A los retornados les empuja el miedo al coronavirus. En Perú hay 46.000 casos y 1.300 fallecidos, y en Ecuador casi 30.000 positivos y 1.500 muertos, frente a los 7.700 y 340 respectivamente de Colombia. En comparación, a los venezolanos les atraen los anormalmente bajos datos oficiales de Venezuela (357 positivos y una decena de fallecidos), por mucho que entidades como Human Rights Watch hayan denunciado por boca de su subdirectora, Támara Taraciuk Broner, su nula fiabilidad, la «censura y falta de transparencia oficial» e incluso la detención de periodistas y profesionales sanitarios que los ponían en duda.

También, continúa el obispo de Cúcuta, «prefieren tener un techo en Venezuela a seguir acampados» en parques, lugares públicos o asentamientos de chabolas de otros países. En ciudades como Medellín, explican desde Cáritas Colombia, el Ayuntamiento y ACNUR han tenido que improvisar alojamientos para cientos de familias en esta situación. Los migrantes venezolanos son, además, especialmente vulnerables al impacto que el confinamiento ha tenido sobre quienes realizan trabajos informales. Y, sin embargo, una vez llegados a la frontera, no todos la cruzan. Monseñor Ochoa explica que algunos siguen instalándose en Cúcuta, sobre todo si tienen allí algún conocido o allegado. «Dicen que por lo menos aquí hay comida».

La pandemia y el confinamiento hacen más difícil conseguir comida en Caracas. Foto: EFE/Rayener Peña R.

30.000 raciones de comida

La marea migratoria ha cambiado de sentido. Pero no el afán de la Iglesia por atender a los rostros que la forman.

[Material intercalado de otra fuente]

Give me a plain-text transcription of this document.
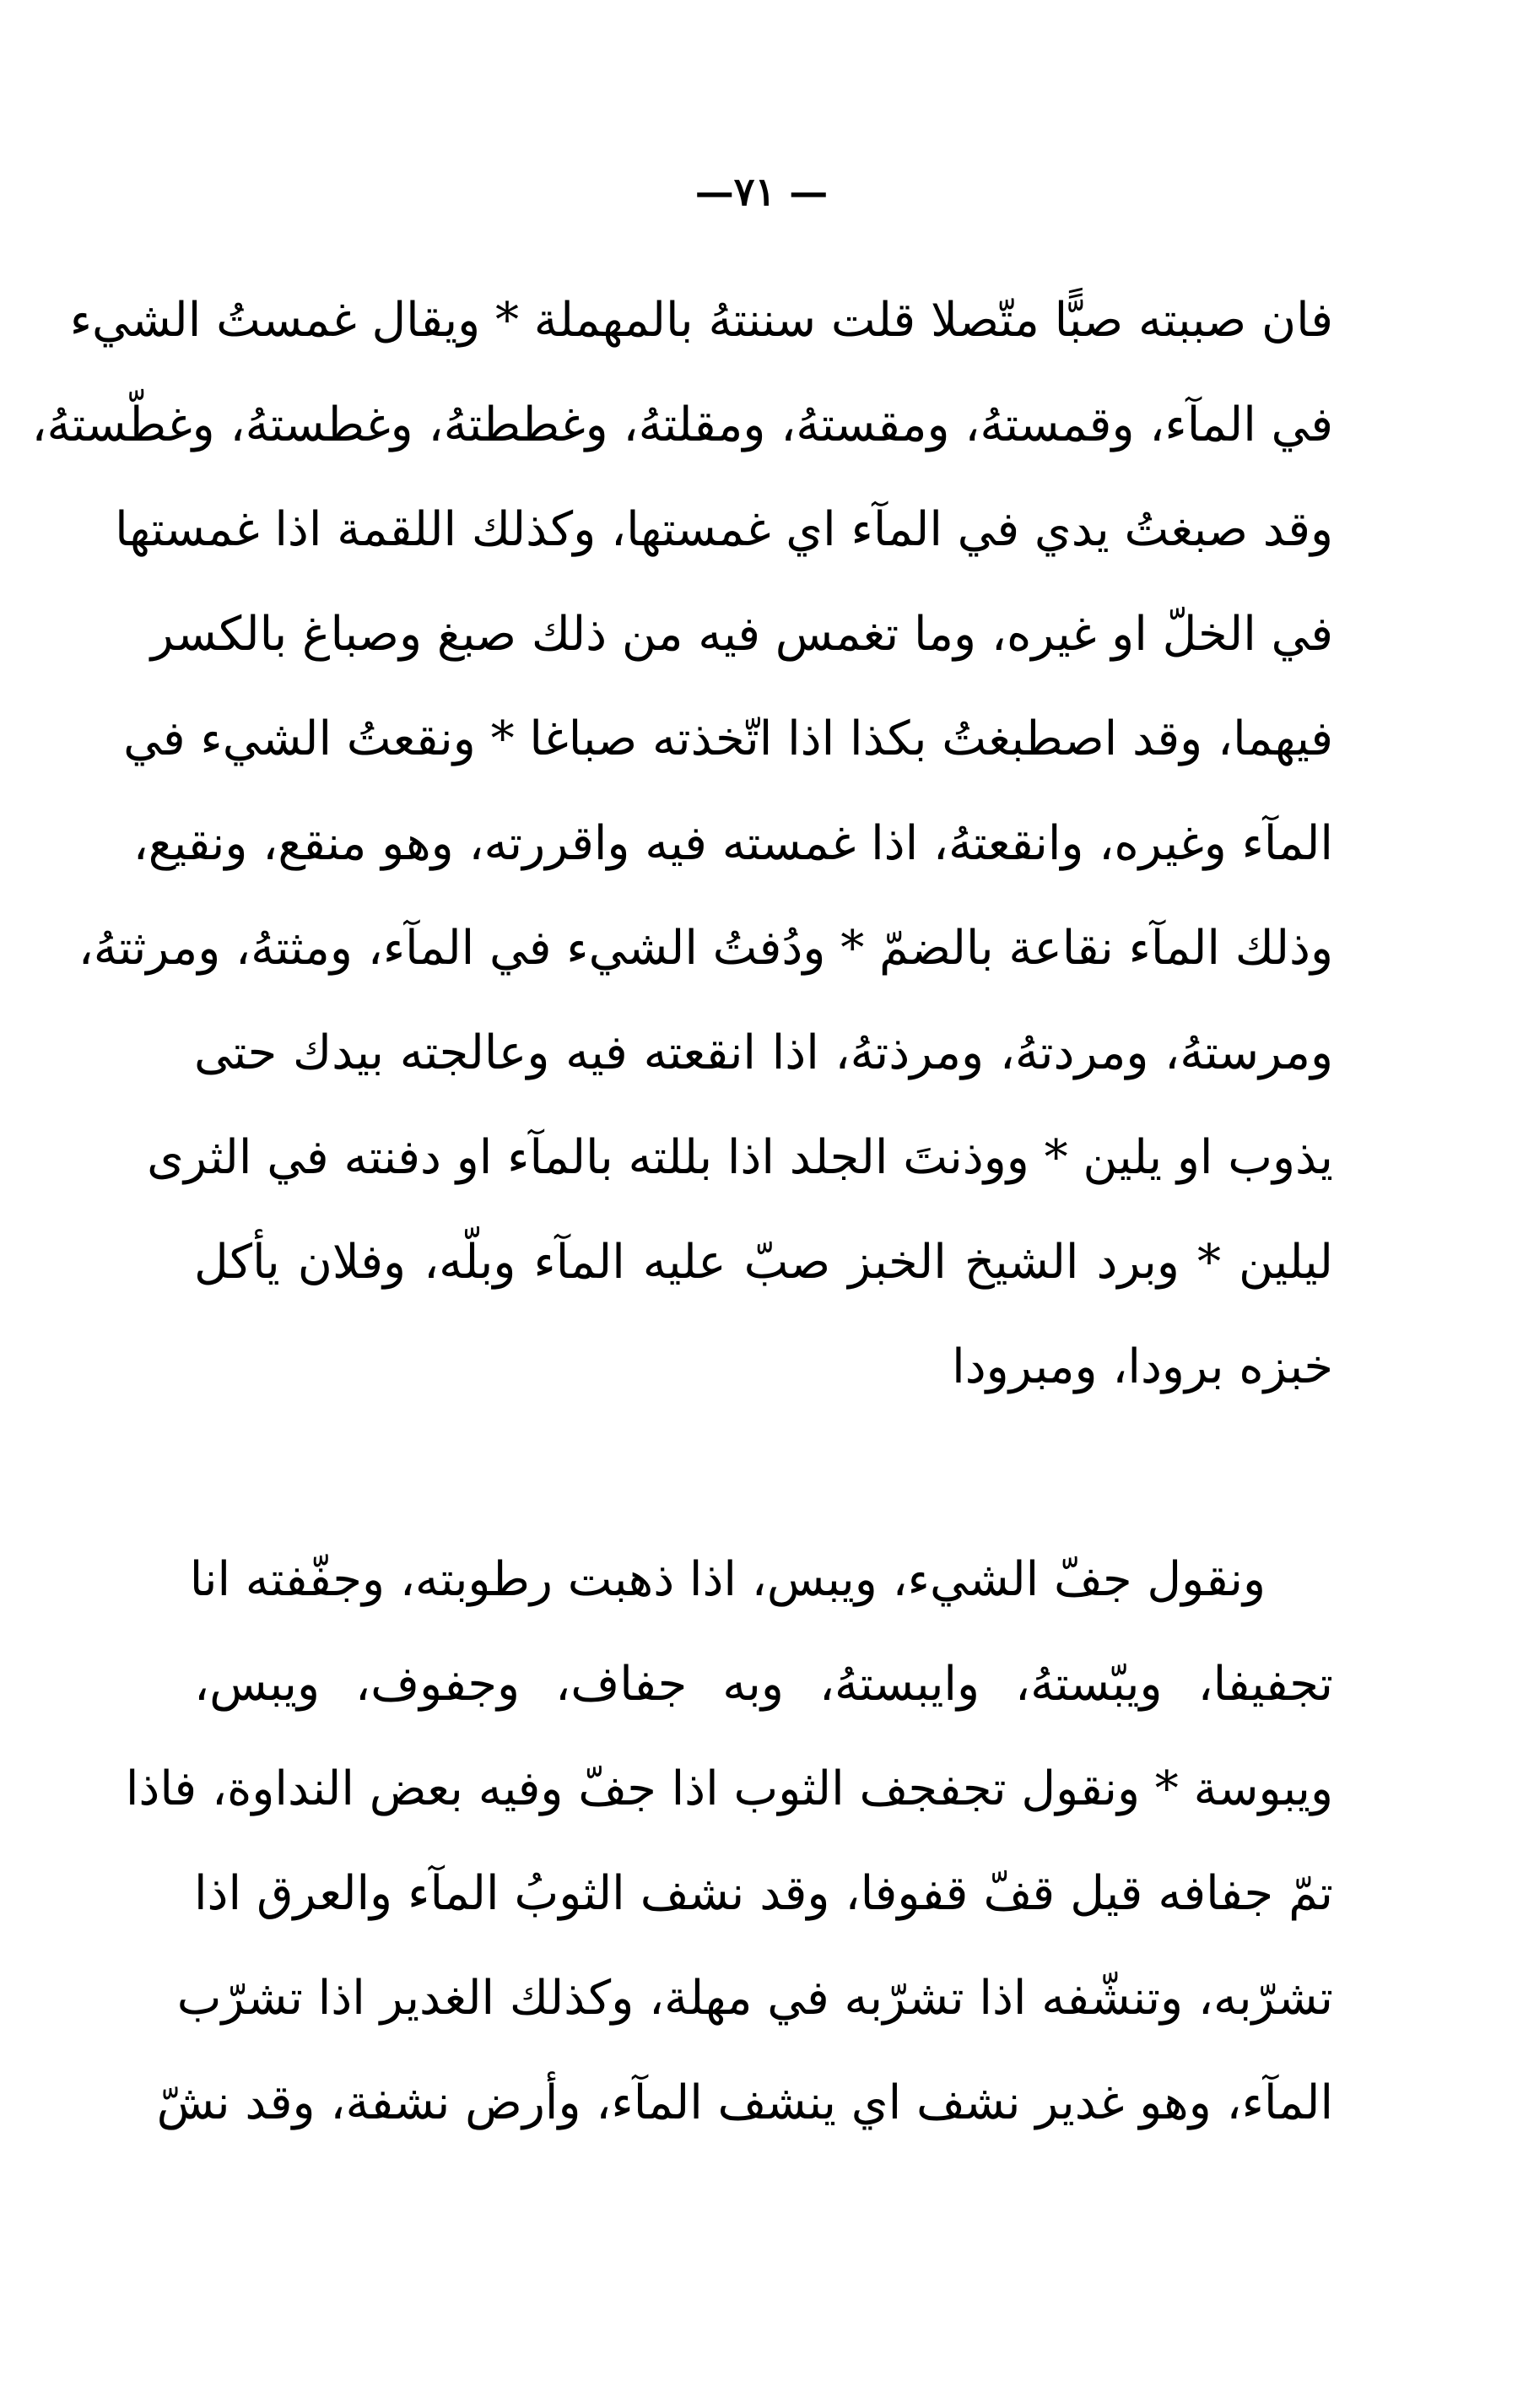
— ٧١—
فان صببته صبًّا متّصلا قلت سننتهُ بالمهملة * ويقال غمستُ الشيء
في المآء، وقمستهُ، ومقستهُ، ومقلتهُ، وغططتهُ، وغطستهُ، وغطّستهُ،
وقد صبغتُ يدي في المآء اي غمستها، وكذلك اللقمة اذا غمستها
في الخلّ او غيره، وما تغمس فيه من ذلك صبغ وصباغ بالكسر
فيهما، وقد اصطبغتُ بكذا اذا اتّخذته صباغا * ونقعتُ الشيء في
المآء وغيره، وانقعتهُ، اذا غمسته فيه واقررته، وهو منقع، ونقيع،
وذلك المآء نقاعة بالضمّ * ودُفتُ الشيء في المآء، ومثتهُ، ومرثتهُ،
ومرستهُ، ومردتهُ، ومرذتهُ، اذا انقعته فيه وعالجته بيدك حتى
يذوب او يلين * ووذنتَ الجلد اذا بللته بالمآء او دفنته في الثرى
ليلين * وبرد الشيخ الخبز صبّ عليه المآء وبلّه، وفلان يأكل
خبزه برودا، ومبرودا
ونقول جفّ الشيء، ويبس، اذا ذهبت رطوبته، وجفّفته انا
تجفيفا، ويبّستهُ، وايبستهُ، وبه جفاف، وجفوف، ويبس،
ويبوسة * ونقول تجفجف الثوب اذا جفّ وفيه بعض النداوة، فاذا
تمّ جفافه قيل قفّ قفوفا، وقد نشف الثوبُ المآء والعرق اذا
تشرّبه، وتنشّفه اذا تشرّبه في مهلة، وكذلك الغدير اذا تشرّب
المآء، وهو غدير نشف اي ينشف المآء، وأرض نشفة، وقد نشّ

Ante el cierre de la casa Divina Providencia de Cúcuta, que cada día alimentaba a 6.500 personas de paso, y de otros ocho comedores sociales, se han empezado a distribuir 30.000 raciones de alimento seco gracias a «un grupo grandísimo de laicos, religiosos, sacerdotes y diáconos», con las aportaciones de empresarios, grandes supermercados y otros donantes privados, explica monseñor Ochoa.

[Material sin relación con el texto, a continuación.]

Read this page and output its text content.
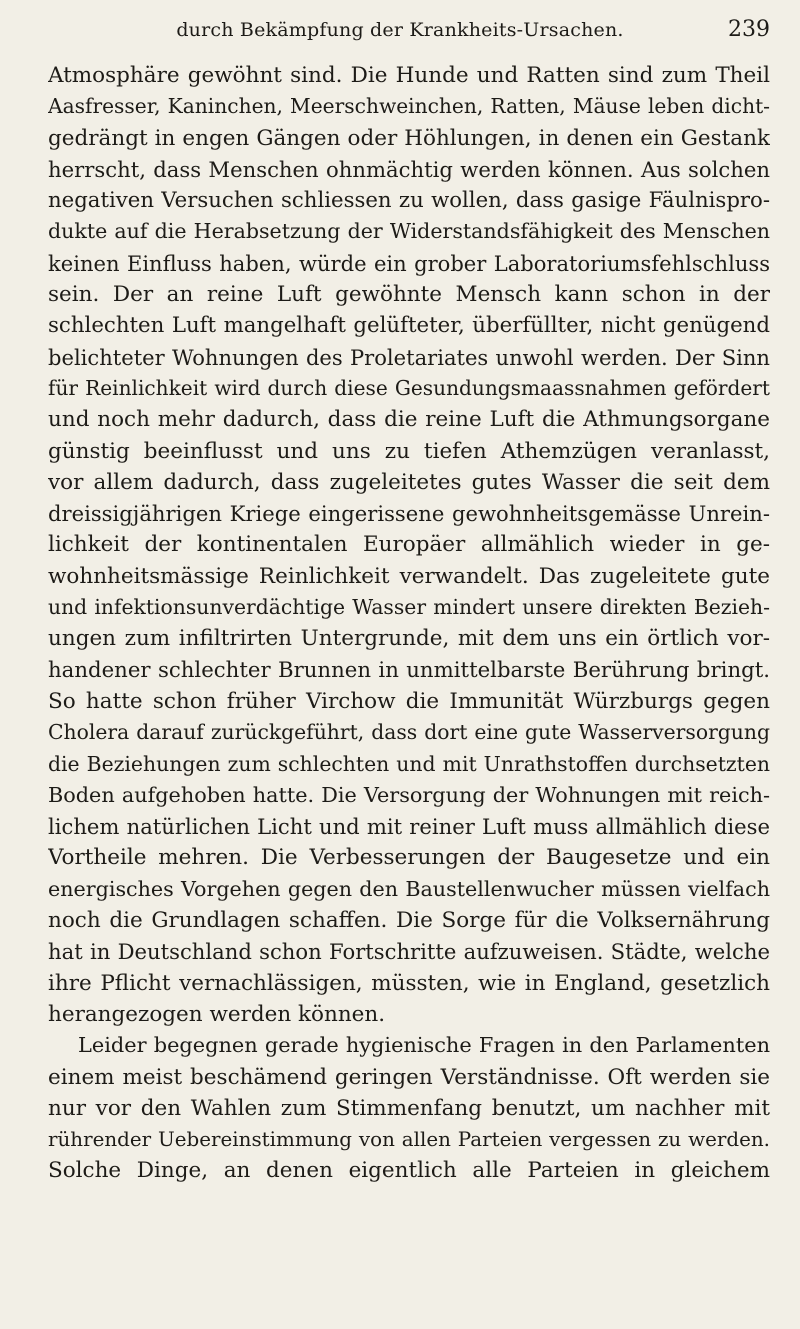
durch Bekämpfung der Krankheits-Ursachen.	239
Atmosphäre gewöhnt sind. Die Hunde und Ratten sind zum Theil
Aasfresser, Kaninchen, Meerschweinchen, Ratten, Mäuse leben dicht-
gedrängt in engen Gängen oder Höhlungen, in denen ein Gestank
herrscht, dass Menschen ohnmächtig werden können. Aus solchen
negativen Versuchen schliessen zu wollen, dass gasige Fäulnispro-
dukte auf die Herabsetzung der Widerstandsfähigkeit des Menschen
keinen Einfluss haben, würde ein grober Laboratoriumsfehlschluss
sein. Der an reine Luft gewöhnte Mensch kann schon in der
schlechten Luft mangelhaft gelüfteter, überfüllter, nicht genügend
belichteter Wohnungen des Proletariates unwohl werden. Der Sinn
für Reinlichkeit wird durch diese Gesundungsmaassnahmen gefördert
und noch mehr dadurch, dass die reine Luft die Athmungsorgane
günstig beeinflusst und uns zu tiefen Athemzügen veranlasst,
vor allem dadurch, dass zugeleitetes gutes Wasser die seit dem
dreissigjährigen Kriege eingerissene gewohnheitsgemässe Unrein-
lichkeit der kontinentalen Europäer allmählich wieder in ge-
wohnheitsmässige Reinlichkeit verwandelt. Das zugeleitete gute
und infektionsunverdächtige Wasser mindert unsere direkten Bezieh-
ungen zum infiltrirten Untergrunde, mit dem uns ein örtlich vor-
handener schlechter Brunnen in unmittelbarste Berührung bringt.
So hatte schon früher Virchow die Immunität Würzburgs gegen
Cholera darauf zurückgeführt, dass dort eine gute Wasserversorgung
die Beziehungen zum schlechten und mit Unrathstoffen durchsetzten
Boden aufgehoben hatte. Die Versorgung der Wohnungen mit reich-
lichem natürlichen Licht und mit reiner Luft muss allmählich diese
Vortheile mehren. Die Verbesserungen der Baugesetze und ein
energisches Vorgehen gegen den Baustellenwucher müssen vielfach
noch die Grundlagen schaffen. Die Sorge für die Volksernährung
hat in Deutschland schon Fortschritte aufzuweisen. Städte, welche
ihre Pflicht vernachlässigen, müssten, wie in England, gesetzlich
herangezogen werden können.
Leider begegnen gerade hygienische Fragen in den Parlamenten
einem meist beschämend geringen Verständnisse. Oft werden sie
nur vor den Wahlen zum Stimmenfang benutzt, um nachher mit
rührender Uebereinstimmung von allen Parteien vergessen zu werden.
Solche Dinge, an denen eigentlich alle Parteien in gleichem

La historia se repite a lo largo de toda Colombia, comparten desde Cáritas nacional. La entidad tiene a los migrantes venezolanos como uno de los grupos que merecen una atención prioritaria en la actual crisis. En algunos sitios el confinamiento ha obligado a cambiar los métodos, y lanzar proyectos de ayuda en efectivo y asesoramiento médico, jurídico y social. En otros, como Ipiales (cerca de Ecuador), con ayuda de ACNUR se ha conseguido mantener abierto un albergue. «Nuestro trabajo es muy limitado», reconoce el obispo de Cúcuta. «Pero proviene de la generosidad. Esta es la acción de la Iglesia, la verificación del Evangelio, que pasa necesariamente por la caridad».

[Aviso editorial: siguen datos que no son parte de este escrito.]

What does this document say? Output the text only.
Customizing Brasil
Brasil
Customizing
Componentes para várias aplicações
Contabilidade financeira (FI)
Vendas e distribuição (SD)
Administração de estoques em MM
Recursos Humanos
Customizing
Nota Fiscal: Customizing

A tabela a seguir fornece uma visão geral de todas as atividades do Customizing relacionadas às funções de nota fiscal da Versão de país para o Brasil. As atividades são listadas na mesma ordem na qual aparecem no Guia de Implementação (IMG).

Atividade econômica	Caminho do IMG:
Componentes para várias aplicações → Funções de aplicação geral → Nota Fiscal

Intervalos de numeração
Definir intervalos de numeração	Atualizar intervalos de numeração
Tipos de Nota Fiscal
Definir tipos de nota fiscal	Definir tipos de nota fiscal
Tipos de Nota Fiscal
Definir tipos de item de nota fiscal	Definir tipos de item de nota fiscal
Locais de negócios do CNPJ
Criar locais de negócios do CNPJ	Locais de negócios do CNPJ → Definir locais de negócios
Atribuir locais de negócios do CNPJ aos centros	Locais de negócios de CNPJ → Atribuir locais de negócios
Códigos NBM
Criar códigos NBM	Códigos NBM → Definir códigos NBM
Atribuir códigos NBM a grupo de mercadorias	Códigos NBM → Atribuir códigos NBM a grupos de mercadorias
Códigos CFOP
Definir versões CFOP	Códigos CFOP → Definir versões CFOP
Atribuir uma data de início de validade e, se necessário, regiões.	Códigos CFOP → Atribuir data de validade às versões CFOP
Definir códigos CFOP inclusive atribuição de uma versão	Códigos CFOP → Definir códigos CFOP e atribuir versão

Un foro para alimentar la esperanza

Al secretario general de la Conferencia Episcopal Venezolana, monseñor José Trinidad Fernández, le parece insuficiente que Cáritas y la Iglesia asistan a cerca del 8 % de la población. «Quisiéramos llegar a todas partes». A la ayuda que ya se venía prestando se suma ahora la atención a los regresados, con programas como No me pesa, es mi hermano en la diócesis de Guasdualito. A los obispos, con todo, les preocupa en igual medida el sentimiento generalizado de «desolación y desesperanza». «Nuestro trabajo y el del resto de confesiones es intentar alimentar la fe y la esperanza del pueblo». Con este objetivo se constituyó el 22 de abril el Consejo Interreligioso Social de Venezuela, que agrupa a entidades cristianas de distintas confesiones, judías, y entidades sociales. Abiertos a reunirse «con todos los sectores del país», el objetivo de este foro es ejercer el «rol profético» de las religiones para concienciar de que «esto no se resuelve si no enarbolamos la bandera del bien común», «ser anunciadores de paz y reconciliación, siempre desde la justicia», y hacer propuestas concretas desde el consenso. «No queremos rivalizar y crear más diatribas».